Marketing Strategy vs Tactics: Your Guide

Marketing strategy vs marketing tactics – what’s the difference? It’s a question plenty of people have once they start delving a little deeper into marketing.

The answer is fairly straightforward. Strategy and tactics interlink but they’re not the same thing. Both are instrumental aspects of successful marketing.

So what part do they play in helping to advance your firm’s marketing and get you closer to your goals?

Difference between strategy and tactics

Your strategy will lay out your overarching plan to achieve your marketing goals. Your tactics are the specific actions you’ll take to move your firm closer to that goal. Strategy looks at the long term, while your tactics will be used in the short term.

Consider it this way: strategy is the why and tactics are the what.

Comprehensive strategies set out the milestones you want your firm to achieve and the tactics that will be employed to do so.

Strategic thinking

When planning your strategy, think holistically. You’ll want to consider all elements of your marketing, whether it’s on or offline. Your tactics will work together to support your strategy.

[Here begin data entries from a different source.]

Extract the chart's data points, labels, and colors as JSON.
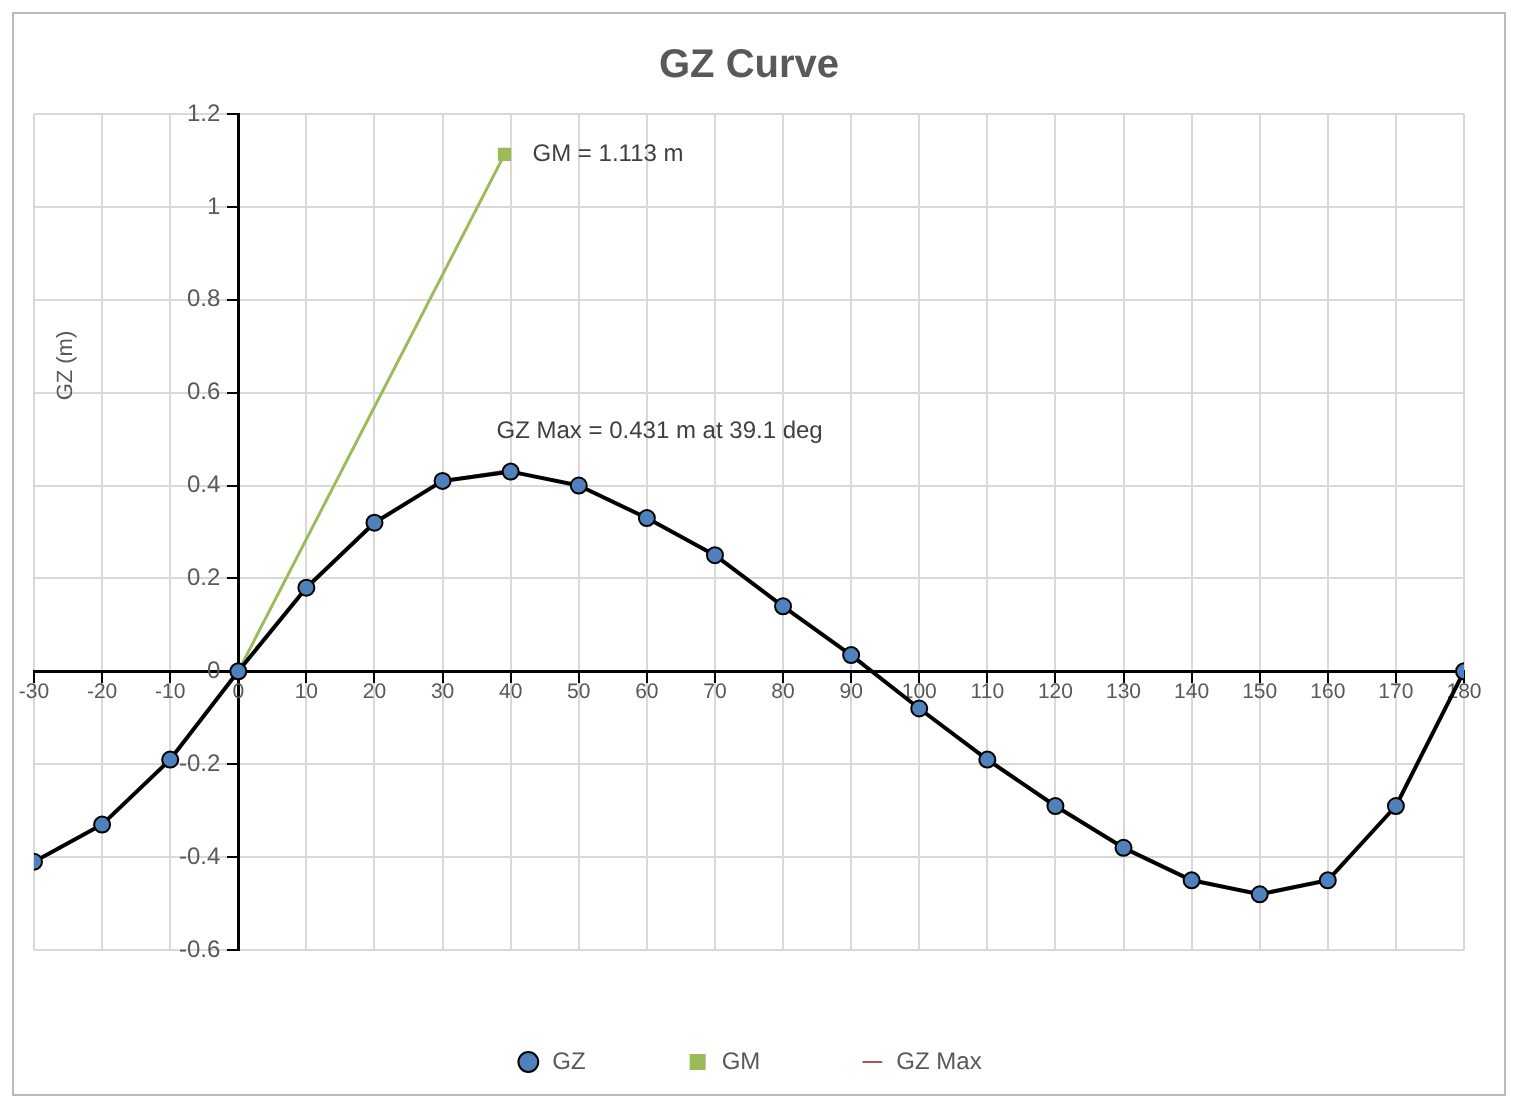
{
  "chart_data": {
    "type": "line",
    "title": "GZ Curve",
    "ylabel": "GZ (m)",
    "xlim": [
      -30,
      180
    ],
    "xticks": [
      -30,
      -20,
      -10,
      0,
      10,
      20,
      30,
      40,
      50,
      60,
      70,
      80,
      90,
      100,
      110,
      120,
      130,
      140,
      150,
      160,
      170,
      180
    ],
    "ylim": [
      -0.6,
      1.2
    ],
    "yticks": [
      -0.6,
      -0.4,
      -0.2,
      0,
      0.2,
      0.4,
      0.6,
      0.8,
      1,
      1.2
    ],
    "grid": true,
    "legend": "bottom",
    "series": [
      {
        "name": "GZ",
        "color": "#4f81bd",
        "marker": "circle",
        "x": [
          -30,
          -20,
          -10,
          0,
          10,
          20,
          30,
          40,
          50,
          60,
          70,
          80,
          90,
          100,
          110,
          120,
          130,
          140,
          150,
          160,
          170,
          180
        ],
        "values": [
          -0.41,
          -0.33,
          -0.19,
          0,
          0.18,
          0.32,
          0.41,
          0.43,
          0.4,
          0.33,
          0.25,
          0.14,
          0.035,
          -0.08,
          -0.19,
          -0.29,
          -0.38,
          -0.45,
          -0.48,
          -0.45,
          -0.29,
          0
        ]
      },
      {
        "name": "GM",
        "color": "#9bbb59",
        "marker": "square",
        "x": [
          0,
          39.1
        ],
        "values": [
          0,
          1.113
        ]
      },
      {
        "name": "GZ Max",
        "color": "#c0504d",
        "marker": "none",
        "x": [
          30,
          39.1
        ],
        "values": [
          0.41,
          0.431
        ]
      }
    ],
    "annotations": [
      {
        "text": "GM = 1.113 m",
        "x": 39.1,
        "y": 1.113
      },
      {
        "text": "GZ Max = 0.431 m at 39.1 deg",
        "x": 39.1,
        "y": 0.431
      }
    ]
  }
}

Your marketing strategy will include a focus on your goals, who you’re targeting, the tools and tactics you’ll use, the budget you’ll allocate and the kinds of campaigns you’ll focus on. It will set out how you plan to get where you’re going, but it won’t go into the specific detail that your tactical plans will.

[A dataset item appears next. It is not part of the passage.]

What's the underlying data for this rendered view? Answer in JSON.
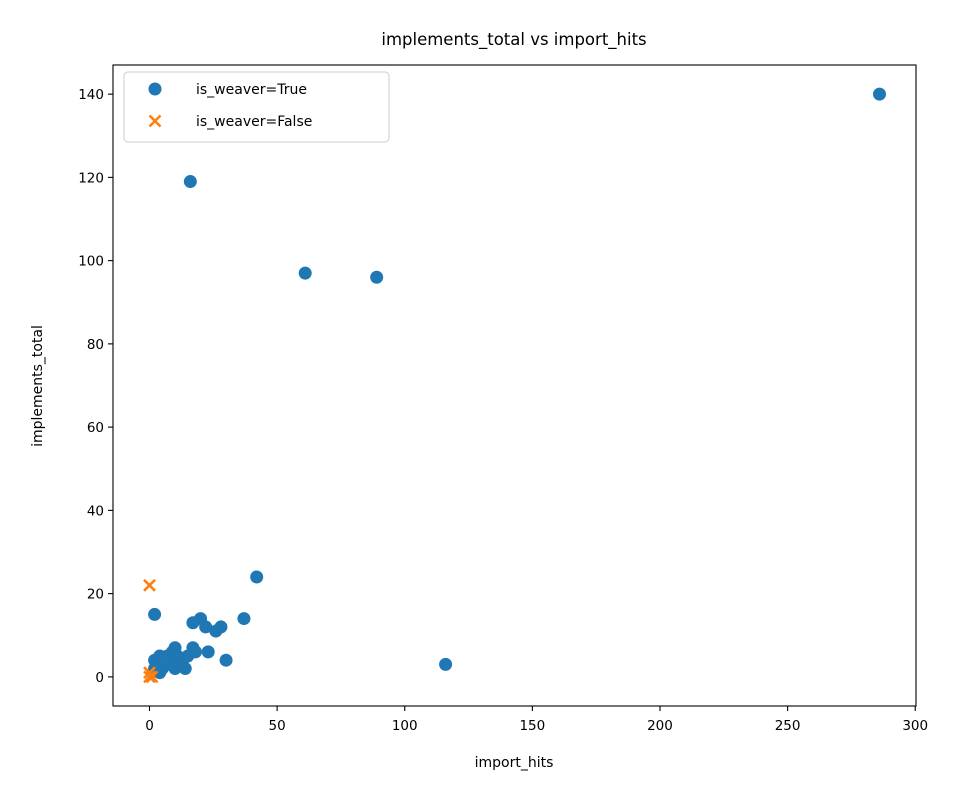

As an example, your strategy could be to increase the PI leads you get into your firm by 25% through organic digital channels in order to boost revenue and grow the business. That sets out your goal, as well as the path that you’re going to take to get there.

It helps you plan your budgets as you set out where resources will be allocated. You’ll identify the most important activities, which will assist you when planning your team’s workload.

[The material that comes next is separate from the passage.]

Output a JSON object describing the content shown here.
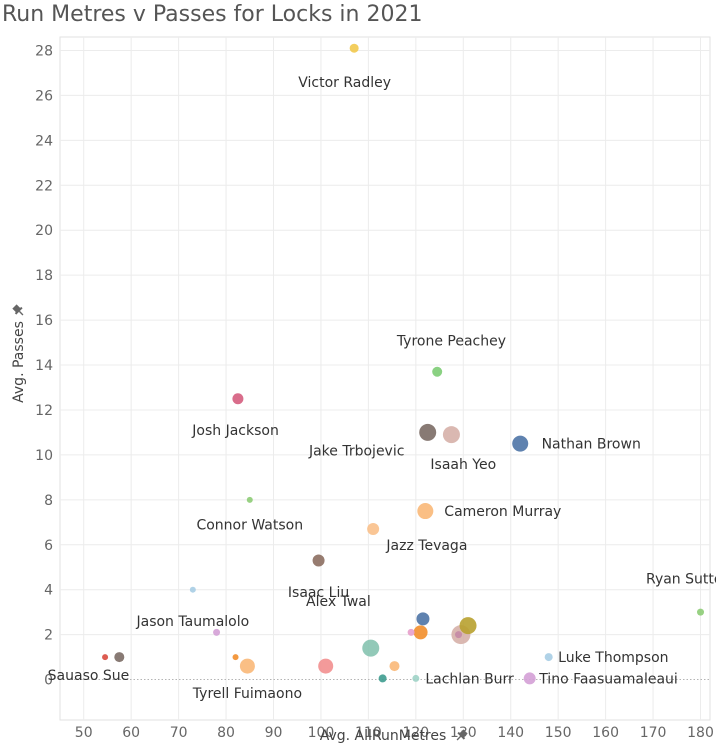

Clarity is vital to a successful strategy. This Harvard Business Review paper explains: “One major reason for the lack of action is that ‘new strategies’ are often not strategies at all. A real strategy involves a clear set of choices that define what the firm is going to do and what it’s not going to do.”

Tactical planning

The tactics you plan should be carefully considered. In the above example of boosting PI leads, your tactics could include focusing more time on keyword research to target the most appropriate keywords for your firm in order to increase online visibility.

These are the steps that will be taken along the path to reach your goal. With each tactic, you’ll have to break your actions down further. This could include focusing on keyword research to improve organic visibility or building up your site’s backlinks to increase its credibility in search engine algorithms.

You’ll be able to continually monitor and measure the success of your tactics. If something is not paying off like you thought it would, you can change course and try something new. Your strategy won’t restrict experimentation or attempts at correcting efforts that aren’t working. The tactics offer you the opportunity to report on your strategy’s successes and failures in real time.

But be careful not to work on tactics without implementing an encompassing strategy. Strategy and tactics will both help you get where you need to be. One simply won’t work as effectively without the other.

Marketing may not be war, but don’t forget what Sun Tzu said: “Strategy without tactics is the slowest route to victory. Tactics without strategy is the noise before defeat.”